Last Saturday was my birthday. I’m now 54 years old. I’ve never been ashamed of my age, never shied away from a party or celebration, and always appreciated a bit of the spotlight – yet a few months ago I decided to hide my birthday from the people of Facebook.
Here’s why.
1. Facebook does a great job alerting all your friends when it’s your birthday. They’ll even send you an email including all your friends birthdays in the upcoming week. Unfortunately, mixed with my real friends are a few thousand people I don’t know. For some reason they asked to be my friend and I accepted. I’m open that way. I don’t need or want my profile to be just my real friends as I actually get a bunch of business from FB. Accepting a friend request keeps a channel open for conversation and that could mean new business. That said, every single day there are millions of people wishing people they don’t know, a ‘happy birthday’.

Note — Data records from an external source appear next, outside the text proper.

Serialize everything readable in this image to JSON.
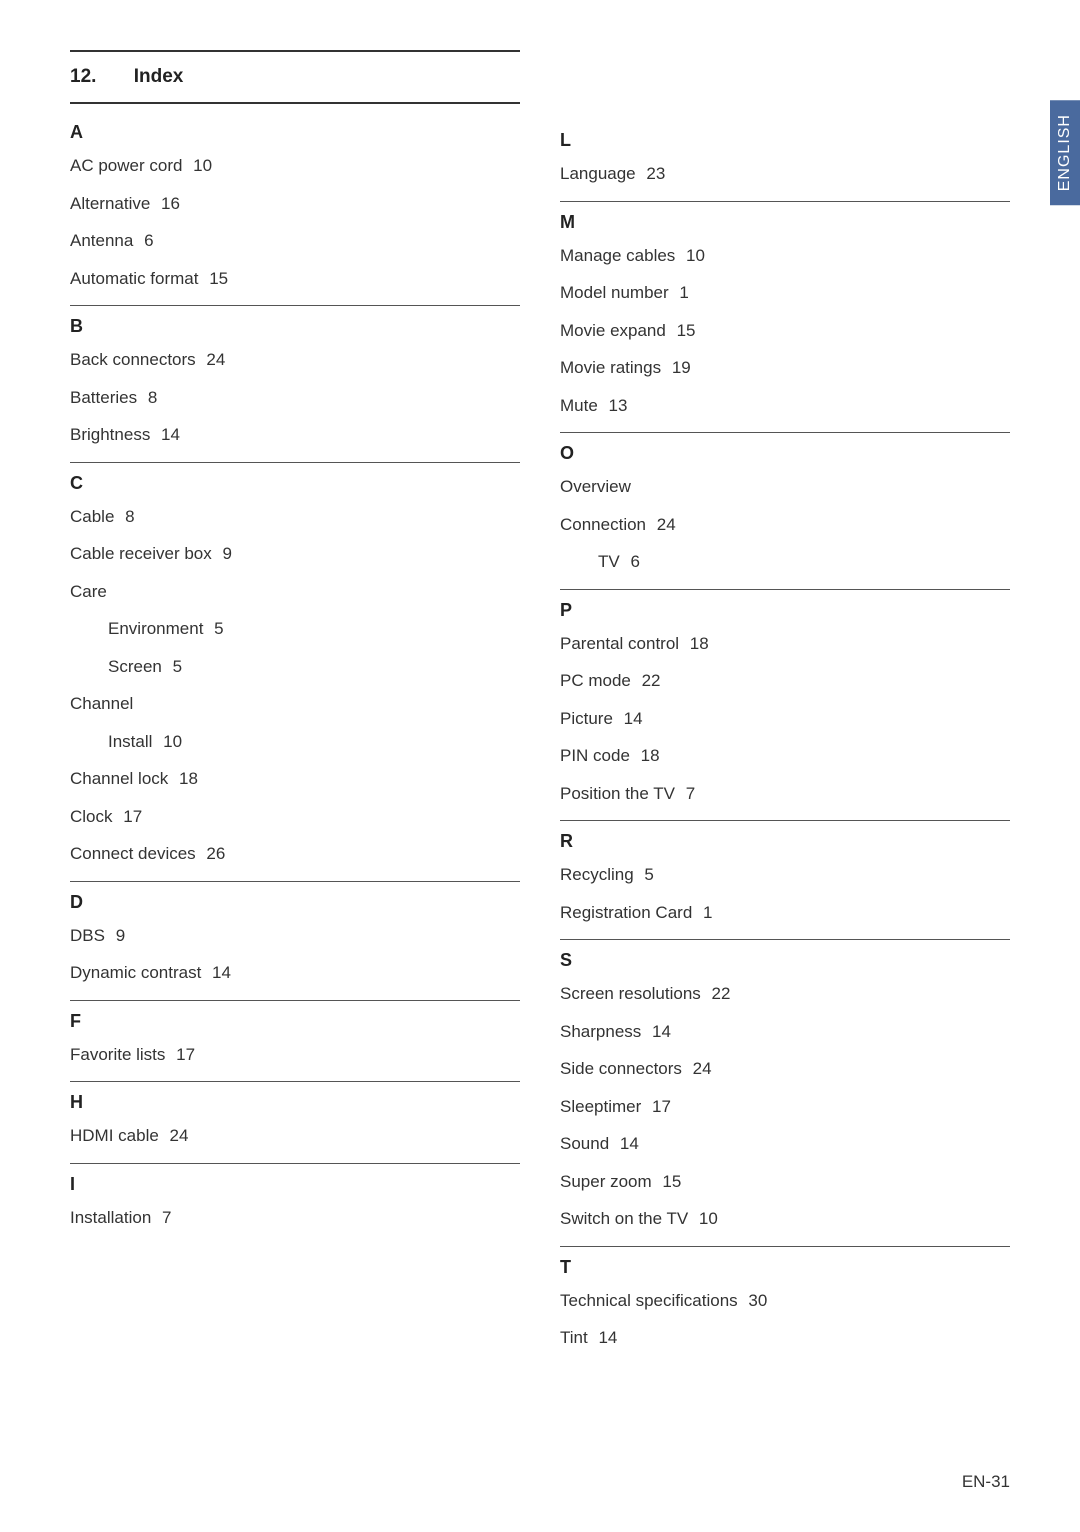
{
  "chapter_number": "12.",
  "chapter_title": "Index",
  "side_tab": "ENGLISH",
  "footer": "EN-31",
  "colors": {
    "tab_bg": "#4a6a9e",
    "tab_text": "#ffffff",
    "text": "#333333",
    "rule": "#555555",
    "bg": "#ffffff"
  },
  "left_column": [
    {
      "letter": "A",
      "no_border": true,
      "entries": [
        {
          "term": "AC power cord",
          "page": "10"
        },
        {
          "term": "Alternative",
          "page": "16"
        },
        {
          "term": "Antenna",
          "page": "6"
        },
        {
          "term": "Automatic format",
          "page": "15"
        }
      ]
    },
    {
      "letter": "B",
      "entries": [
        {
          "term": "Back connectors",
          "page": "24"
        },
        {
          "term": "Batteries",
          "page": "8"
        },
        {
          "term": "Brightness",
          "page": "14"
        }
      ]
    },
    {
      "letter": "C",
      "entries": [
        {
          "term": "Cable",
          "page": "8"
        },
        {
          "term": "Cable receiver box",
          "page": "9"
        },
        {
          "term": "Care",
          "page": ""
        },
        {
          "term": "Environment",
          "page": "5",
          "indent": true
        },
        {
          "term": "Screen",
          "page": "5",
          "indent": true
        },
        {
          "term": "Channel",
          "page": ""
        },
        {
          "term": "Install",
          "page": "10",
          "indent": true
        },
        {
          "term": "Channel lock",
          "page": "18"
        },
        {
          "term": "Clock",
          "page": "17"
        },
        {
          "term": "Connect devices",
          "page": "26"
        }
      ]
    },
    {
      "letter": "D",
      "entries": [
        {
          "term": "DBS",
          "page": "9"
        },
        {
          "term": "Dynamic contrast",
          "page": "14"
        }
      ]
    },
    {
      "letter": "F",
      "entries": [
        {
          "term": "Favorite lists",
          "page": "17"
        }
      ]
    },
    {
      "letter": "H",
      "entries": [
        {
          "term": "HDMI cable",
          "page": "24"
        }
      ]
    },
    {
      "letter": "I",
      "entries": [
        {
          "term": "Installation",
          "page": "7"
        }
      ]
    }
  ],
  "right_column": [
    {
      "letter": "L",
      "no_border": true,
      "entries": [
        {
          "term": "Language",
          "page": "23"
        }
      ]
    },
    {
      "letter": "M",
      "entries": [
        {
          "term": "Manage cables",
          "page": "10"
        },
        {
          "term": "Model number",
          "page": "1"
        },
        {
          "term": "Movie expand",
          "page": "15"
        },
        {
          "term": "Movie ratings",
          "page": "19"
        },
        {
          "term": "Mute",
          "page": "13"
        }
      ]
    },
    {
      "letter": "O",
      "entries": [
        {
          "term": "Overview",
          "page": ""
        },
        {
          "term": "Connection",
          "page": "24"
        },
        {
          "term": "TV",
          "page": "6",
          "indent": true
        }
      ]
    },
    {
      "letter": "P",
      "entries": [
        {
          "term": "Parental control",
          "page": "18"
        },
        {
          "term": "PC mode",
          "page": "22"
        },
        {
          "term": "Picture",
          "page": "14"
        },
        {
          "term": "PIN code",
          "page": "18"
        },
        {
          "term": "Position the TV",
          "page": "7"
        }
      ]
    },
    {
      "letter": "R",
      "entries": [
        {
          "term": "Recycling",
          "page": "5"
        },
        {
          "term": "Registration Card",
          "page": "1"
        }
      ]
    },
    {
      "letter": "S",
      "entries": [
        {
          "term": "Screen resolutions",
          "page": "22"
        },
        {
          "term": "Sharpness",
          "page": "14"
        },
        {
          "term": "Side connectors",
          "page": "24"
        },
        {
          "term": "Sleeptimer",
          "page": "17"
        },
        {
          "term": "Sound",
          "page": "14"
        },
        {
          "term": "Super zoom",
          "page": "15"
        },
        {
          "term": "Switch on the TV",
          "page": "10"
        }
      ]
    },
    {
      "letter": "T",
      "entries": [
        {
          "term": "Technical specifications",
          "page": "30"
        },
        {
          "term": "Tint",
          "page": "14"
        }
      ]
    }
  ]
}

Here’s why have an issue with that. I’m guessing they do it as some part of a social media marketing plan they have. They’ll post these messages publicly and with little regard as to who they are wishing these good wishes to. I’m guessing that they want their messages to be seen or they would have sent the greeting personally via messenger. Often times they cut and paste the same wish to everyone who has a birthday, everyday – and even year after year! I even wrote a few years ago (12/20/2011) how to “Do Birthdays Better“. On my birthday in 2012 I had almost a thousand birthday greetings on my wall. Sadly, most were of the cut and paste variety from people I had zero interaction with over the course of the prior year.
2. Personally, this is more important than #1 above. Facebook has this new thing of gifting. While they are prompting you to wish Steve Schmoe happy birthday they are also trying to get you to send him a gift. Fair enough I guess. I’m a capitalist, everybody needs to make money. But if you really knew me you might know I don’t go to Starbucks much more than once or twice a year. I don’t buy much music on iTunes either. I would never say this to your face but I actually get creeped out by strangers sending me gift cards. I’ll bet others do too.

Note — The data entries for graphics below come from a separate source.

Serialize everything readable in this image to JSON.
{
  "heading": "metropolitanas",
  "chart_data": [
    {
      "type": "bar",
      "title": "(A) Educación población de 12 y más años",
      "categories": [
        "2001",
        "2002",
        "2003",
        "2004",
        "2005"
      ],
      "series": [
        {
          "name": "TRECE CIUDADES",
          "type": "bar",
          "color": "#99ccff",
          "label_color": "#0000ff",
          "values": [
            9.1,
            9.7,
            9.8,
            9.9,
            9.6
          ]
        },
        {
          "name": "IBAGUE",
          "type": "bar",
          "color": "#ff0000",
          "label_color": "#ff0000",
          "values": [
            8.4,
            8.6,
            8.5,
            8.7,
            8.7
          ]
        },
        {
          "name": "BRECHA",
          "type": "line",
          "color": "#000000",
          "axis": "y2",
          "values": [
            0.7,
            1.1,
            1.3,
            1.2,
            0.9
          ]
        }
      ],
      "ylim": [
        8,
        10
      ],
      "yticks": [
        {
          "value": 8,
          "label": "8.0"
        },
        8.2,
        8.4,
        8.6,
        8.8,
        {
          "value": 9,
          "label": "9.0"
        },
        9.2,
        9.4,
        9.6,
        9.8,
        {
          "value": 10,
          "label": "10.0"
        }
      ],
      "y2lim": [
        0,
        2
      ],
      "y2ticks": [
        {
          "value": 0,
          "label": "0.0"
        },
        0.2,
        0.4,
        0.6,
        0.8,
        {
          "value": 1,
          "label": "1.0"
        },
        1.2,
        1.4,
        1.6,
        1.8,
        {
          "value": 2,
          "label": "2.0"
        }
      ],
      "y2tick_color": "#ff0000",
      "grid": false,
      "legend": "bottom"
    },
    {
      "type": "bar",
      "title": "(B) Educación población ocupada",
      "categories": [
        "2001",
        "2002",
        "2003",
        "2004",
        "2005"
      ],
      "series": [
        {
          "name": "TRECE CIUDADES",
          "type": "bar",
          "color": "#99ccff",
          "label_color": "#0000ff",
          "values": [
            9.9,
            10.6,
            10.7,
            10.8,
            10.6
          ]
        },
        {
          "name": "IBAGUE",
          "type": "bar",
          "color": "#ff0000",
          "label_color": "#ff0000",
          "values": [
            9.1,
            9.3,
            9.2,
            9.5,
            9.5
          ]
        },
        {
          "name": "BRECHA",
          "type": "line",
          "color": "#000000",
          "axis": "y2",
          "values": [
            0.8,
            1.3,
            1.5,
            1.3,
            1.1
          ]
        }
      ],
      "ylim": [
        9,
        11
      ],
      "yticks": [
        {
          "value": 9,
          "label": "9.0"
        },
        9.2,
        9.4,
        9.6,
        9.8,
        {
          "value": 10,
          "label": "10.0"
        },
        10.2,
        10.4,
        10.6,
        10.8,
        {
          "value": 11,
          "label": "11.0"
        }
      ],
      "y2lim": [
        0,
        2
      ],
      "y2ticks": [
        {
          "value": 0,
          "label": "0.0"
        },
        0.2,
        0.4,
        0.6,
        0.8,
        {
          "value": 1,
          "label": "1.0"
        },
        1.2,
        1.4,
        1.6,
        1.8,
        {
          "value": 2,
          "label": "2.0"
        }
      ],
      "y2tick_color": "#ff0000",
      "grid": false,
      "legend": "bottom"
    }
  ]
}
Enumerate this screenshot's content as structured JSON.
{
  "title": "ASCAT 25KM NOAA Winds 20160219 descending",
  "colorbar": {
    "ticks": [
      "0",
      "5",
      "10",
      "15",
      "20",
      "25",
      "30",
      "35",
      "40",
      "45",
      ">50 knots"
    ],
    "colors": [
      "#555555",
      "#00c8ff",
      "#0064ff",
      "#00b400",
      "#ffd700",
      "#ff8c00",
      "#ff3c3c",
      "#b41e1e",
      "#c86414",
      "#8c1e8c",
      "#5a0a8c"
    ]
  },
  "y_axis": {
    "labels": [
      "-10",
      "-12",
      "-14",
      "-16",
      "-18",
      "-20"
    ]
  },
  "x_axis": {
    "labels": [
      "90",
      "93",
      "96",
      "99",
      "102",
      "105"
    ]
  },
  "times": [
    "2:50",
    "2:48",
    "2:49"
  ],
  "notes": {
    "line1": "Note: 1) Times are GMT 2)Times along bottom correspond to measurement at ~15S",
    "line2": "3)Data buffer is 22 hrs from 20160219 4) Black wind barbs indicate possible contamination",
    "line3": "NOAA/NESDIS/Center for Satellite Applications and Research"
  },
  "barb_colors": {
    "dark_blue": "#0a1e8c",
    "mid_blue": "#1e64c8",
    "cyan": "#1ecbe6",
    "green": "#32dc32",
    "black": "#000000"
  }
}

If we really are friends, just wish me a HB in whatever way you want. I don’t need a gift card – I already value you. If you really need to drop some $ go find my Amazon wish list or better yet donate to charity in my name. That brings up another issue with FB Gifting. Charities are slim pickings. There are only 16 options to choose from. You can view the available ones here https://www.facebook.com/gifts/category/charities/329175040553334 but while those are all meaningful, they aren’t who I would like you to support. I wish I could pick the options available for my profile. Speaking of which, where were you when I was fundraising earlier?

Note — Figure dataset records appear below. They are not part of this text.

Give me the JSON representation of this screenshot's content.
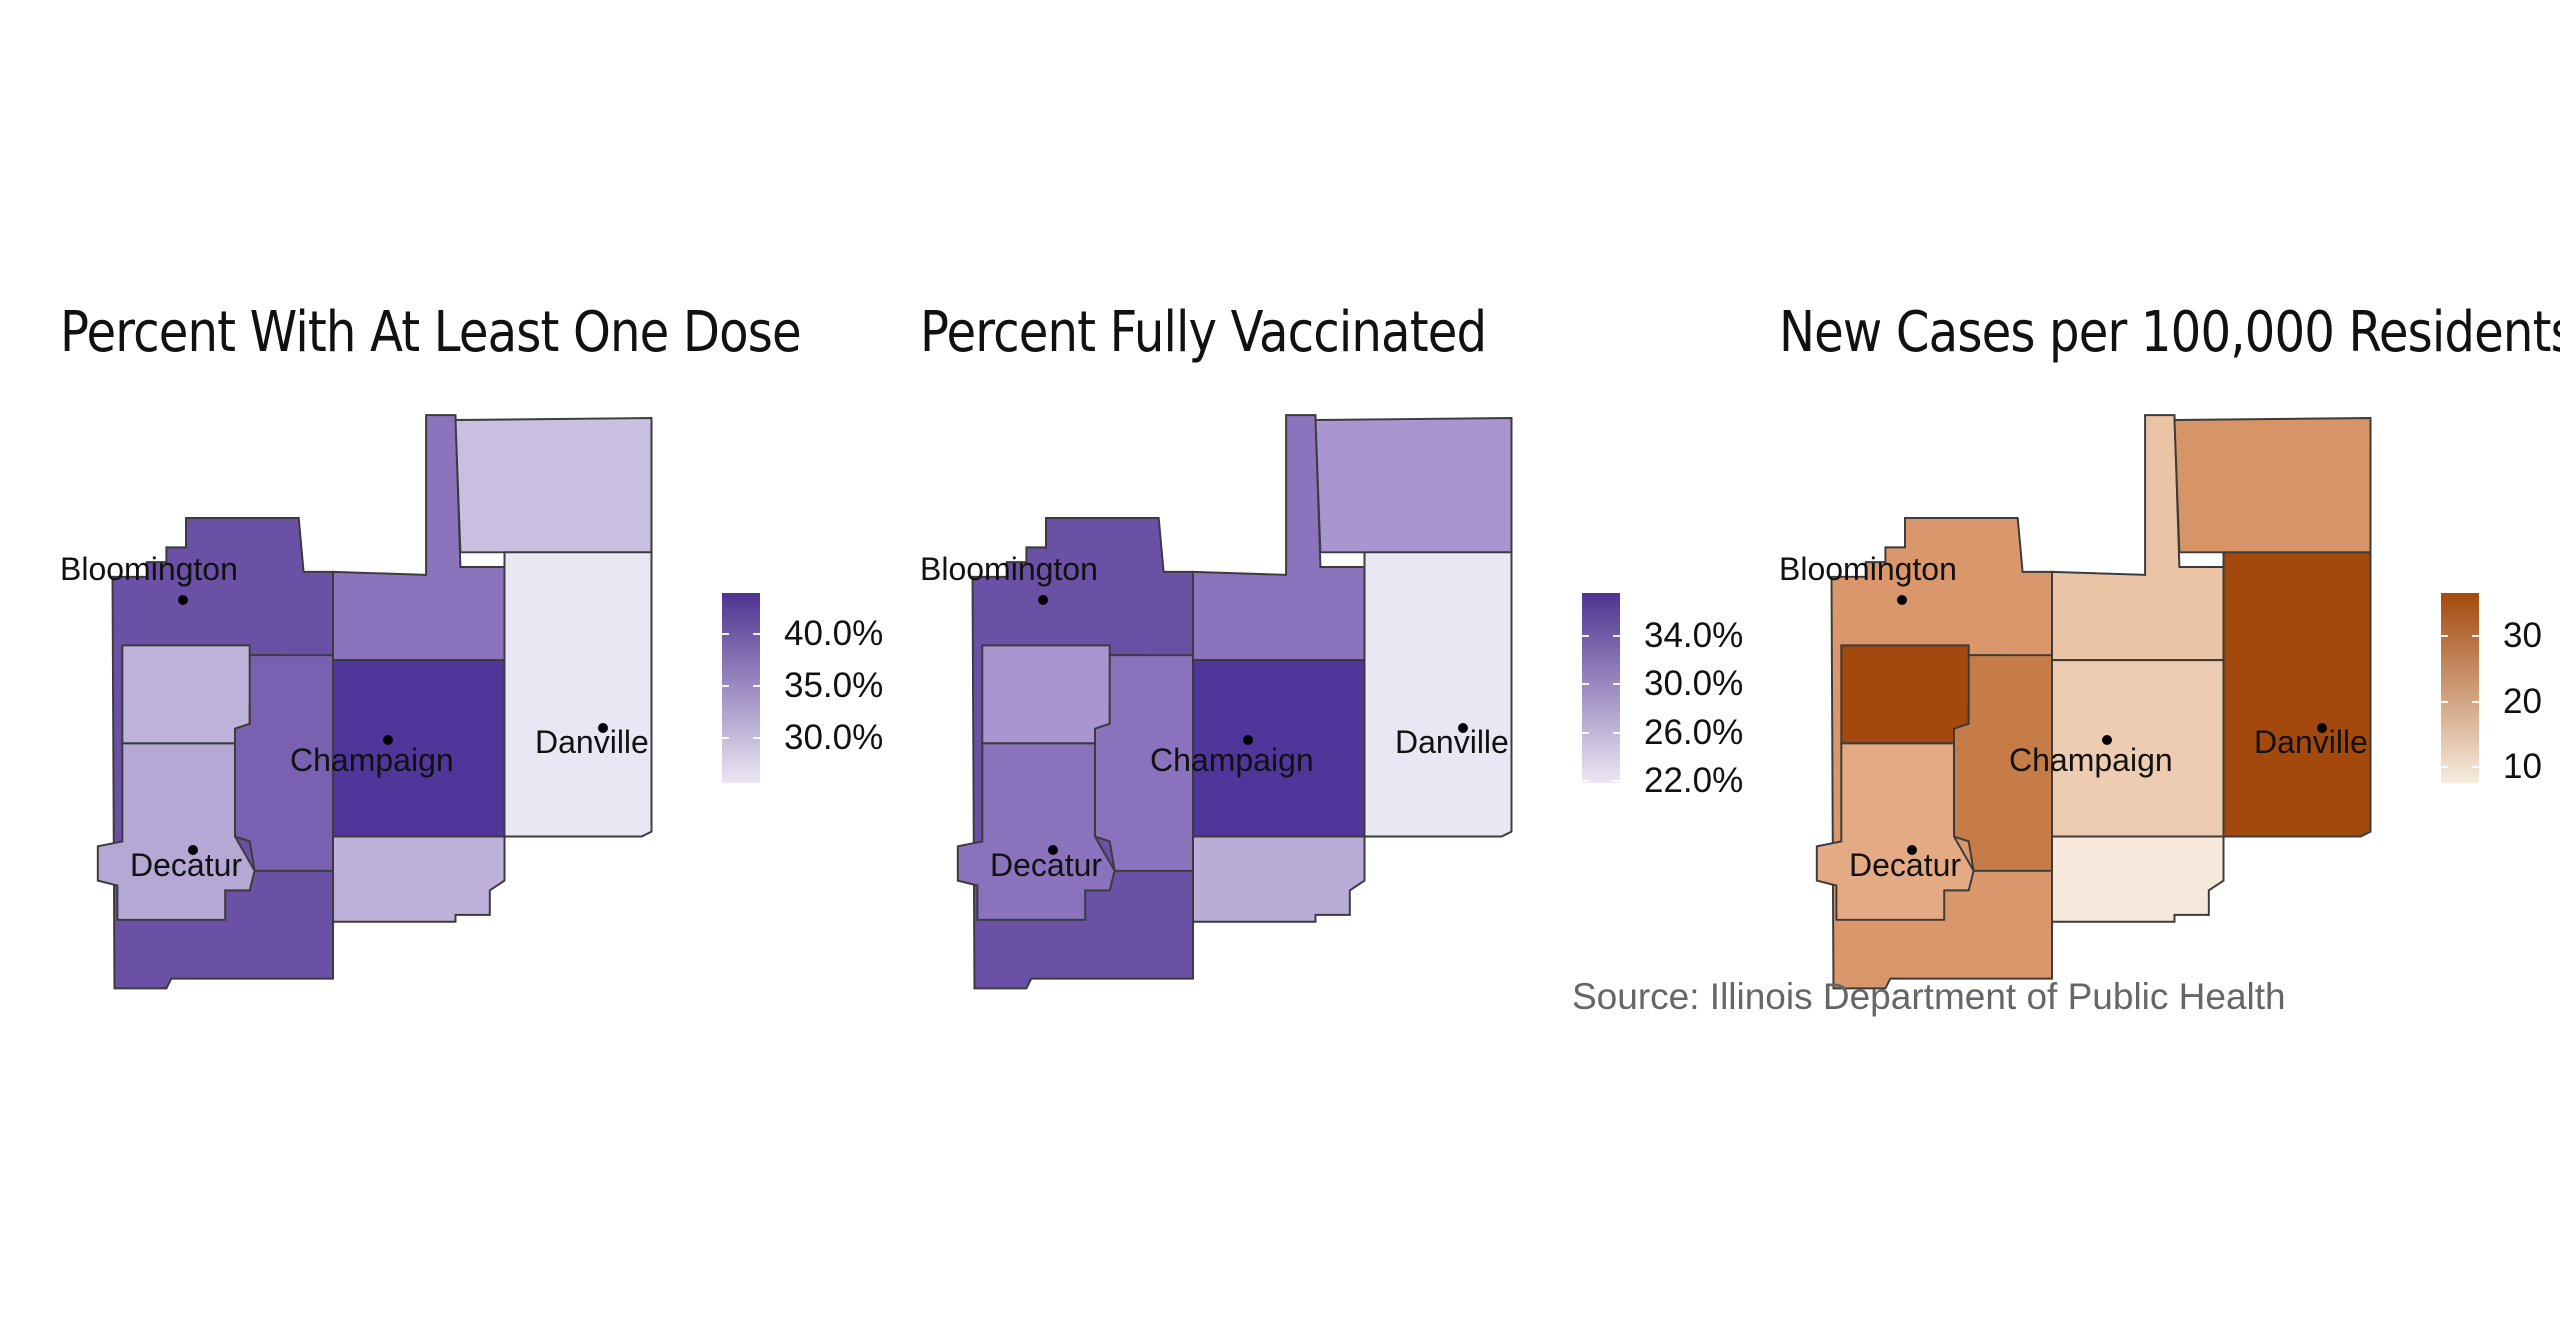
{
  "panels": [
    {
      "id": "first-dose",
      "title": "Percent With At Least One Dose",
      "legend": {
        "colors": [
          "#4f3391",
          "#ebe6f2"
        ],
        "labels": [
          "40.0%",
          "35.0%",
          "30.0%"
        ]
      },
      "cities": [
        "Bloomington",
        "Champaign",
        "Danville",
        "Decatur"
      ],
      "county_fills": {
        "mclean": "#6b51a6",
        "ford": "#8b73be",
        "vermilion_north": "#c9bfe0",
        "champaign": "#50369a",
        "vermilion": "#ebe6f3",
        "dewitt": "#bfb3dc",
        "piatt": "#7a60b1",
        "macon": "#b5a8d4",
        "douglas": "#bfb2da"
      }
    },
    {
      "id": "fully-vaccinated",
      "title": "Percent Fully Vaccinated",
      "legend": {
        "colors": [
          "#4f3391",
          "#ebe6f2"
        ],
        "labels": [
          "34.0%",
          "30.0%",
          "26.0%",
          "22.0%"
        ]
      },
      "cities": [
        "Bloomington",
        "Champaign",
        "Danville",
        "Decatur"
      ],
      "county_fills": {
        "mclean": "#6b51a6",
        "ford": "#8b73be",
        "vermilion_north": "#a995cf",
        "champaign": "#50369a",
        "vermilion": "#ebe6f3",
        "dewitt": "#a995cf",
        "piatt": "#8a72bd",
        "macon": "#8a72bd",
        "douglas": "#b9acd7"
      }
    },
    {
      "id": "new-cases",
      "title": "New Cases per 100,000 Residents",
      "legend": {
        "colors": [
          "#a4490d",
          "#f6ebde"
        ],
        "labels": [
          "30",
          "20",
          "10"
        ]
      },
      "cities": [
        "Bloomington",
        "Champaign",
        "Danville",
        "Decatur"
      ],
      "county_fills": {
        "mclean": "#d9976b",
        "ford": "#eac4a4",
        "vermilion_north": "#d79467",
        "champaign": "#edccb1",
        "vermilion": "#a4490d",
        "dewitt": "#a4490d",
        "piatt": "#c67c47",
        "macon": "#e3aa84",
        "douglas": "#f6e9db"
      }
    }
  ],
  "source": "Source: Illinois Department of Public Health"
}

Does that make sense? I hope this doesn’t come off like Mike is a Scrooge – it really isn’t. I try to appreciate everyone every day regardless of their birthday. The few people that knew it was my birthday also knew I was hiding my birthday date. Some posted on my wall, others saw that and posted belatedly thinking they missed the event accidentally. Facebook’s EdgeRank is supposed to deliver to you the things that are most important to you – it’s not perfect but I’m watching it in action.
If you missed my Birthday – understand this. It wasn’t you, it was me. I’ll also probably miss your birthday too. I still appreciate you just as much as I did the day before. Scratch that. I appreciate you even more because you are here reading this post. YOU ROCK!